Still far from that digital democracy any utopian could hope for.
April 26, 2013 2:01 PM   Subscribe

 
Great article. Here's some data [pdf] I happened to come across recently via the US Census. Bottom of the page, last column on the right: percentage of households that accessed the internet in the last 30 days. Nearly a quarter of American adults had no internet access in the last 30 days. The effects of education and income and age are just what you think they would be. This starts to become a pretty serious issue when you think about how many vital tasks we are expected to perform online, from banking to bill payment to any number of government-related procedures.
posted by PercussivePaul at 2:32 PM on April 26, 2013 [5 favorites]


Jen is awesome.

Why didn't she cite me in this? Wah.

;-)
posted by k8t at 5:16 PM on April 26, 2013


It’s just the old farts that aren't using the Internet

I'm stunned at the number of young (aged <40) at work who cannot use the a computer even approaching efficiently. These people spend their day on the computer, and when you drop by to get them to go to a URL - they hesitantly type http\\:www.... into google, double click everything, have no idea what accessor keys or shortcuts are. The internet for them is facebook, billions of dollars in infrastructure and research to do nothing but host facebook.
posted by Mario Speedwagon at 5:28 PM on April 26, 2013 [1 favorite]


I ran into this recently. My eldest just started kindergarten, at a great Title I elementary school. We can't rely on using the internet to communicate with parents, because a decent chunk of families have no internet access. Some can't even afford a home phone. So everything is on paper. Its frustrating, because I see how much easier communication could be between school and parents if everyone was online. But its also kind of shocking to be reminded that the digital divide is right here, in the middle of a well-off California city.
posted by Joh at 8:55 PM on April 26, 2013


I'm stunned at the number of young people

Less than sign screwed up the rest of the quote.

Yeah, I guess you'd have to expand this "digital divide" idea to include people who can't use a computer WELL but are on Facebook daily, instead of people who can't/don't use computers and the Internet AT ALL, which is what it originally meant. Otherwise this concept wouldn't exist anymore when you can buy an Android phone for less than a sandwich.
posted by DecemberBoy at 9:00 PM on April 26, 2013


Great article. The technophilic (and dominant) response to digital inequality seems to be "how can we get this technology to everyone?!?!?!?" rather than a more sustainable "how can we reframe our interactions so as to mitigate or negate the digital divide?" Unfortunately there's a lot more money to be made off the former approach.
posted by threeants at 10:22 PM on April 26, 2013 [1 favorite]
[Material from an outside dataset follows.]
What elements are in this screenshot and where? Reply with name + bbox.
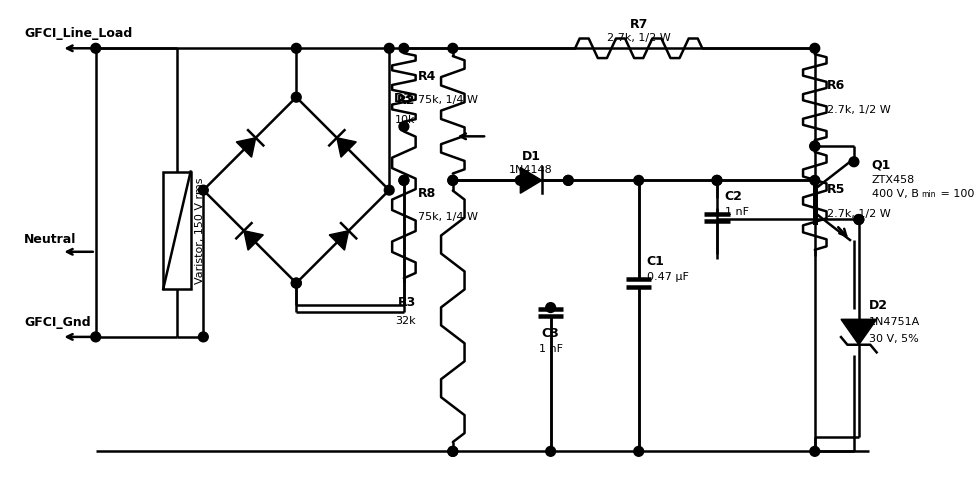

Working at a public library, I see this frequently. I have plenty of folks who can get on the computer and sign on to facebook/youtube/email. But, yes, they don't really understand how it works at all, so it involves them going to google in order to search for facebook/yahoo mail/youtube. They've memorized steps - they don't really understand how it works.

So they're not showing up as never on the internet or completely unfamiliar with tech. But they rely on the library for their internet connection, which is iffy for when they can get here and they're still frequently confused by technology.

When it comes to figuring out how to do anything out of their comfortable routine, they're stymied - they don't understand enough to find and explore new sites and figure out how to use them.

I see this most often when it comes to applying for jobs. Job application sites are extremely complex, prone to timeouts, require lots of fiddly data entry and *gasp* the creation of new user IDs. Given that they don't really understand how user IDs work in the first place (often thinking that their email password will work for everything), are iffy on typing and their work history, modern online job application websites are a minefield. And the sites themselved don't help - many of them are not just not user-friendly, but actively user-hostile. Memorably, the nightmare of a university HR system I fought with to help one fellow apply for a night janitor job made me want to take out a hit on the designer, programming team, nonexistant documentation team and anyone who had ever thought: "this will really streamline the application process."

And don't even get me started on resumes in Word, the formatting, uploading and attaching to emails thereof.

It's not just a matter of people who have never seen or used computers. It's a matter of not having enough computer experience to be functional enough to fill out the online application to work at Hardee's because they won't allow paper applications anymore.

It's like complete illiteracy vs functional literacy.
posted by clerestory at 11:59 AM on April 27, 2013 [5 favorites]


And can I just tack on that every single college website is an unnavigable mess?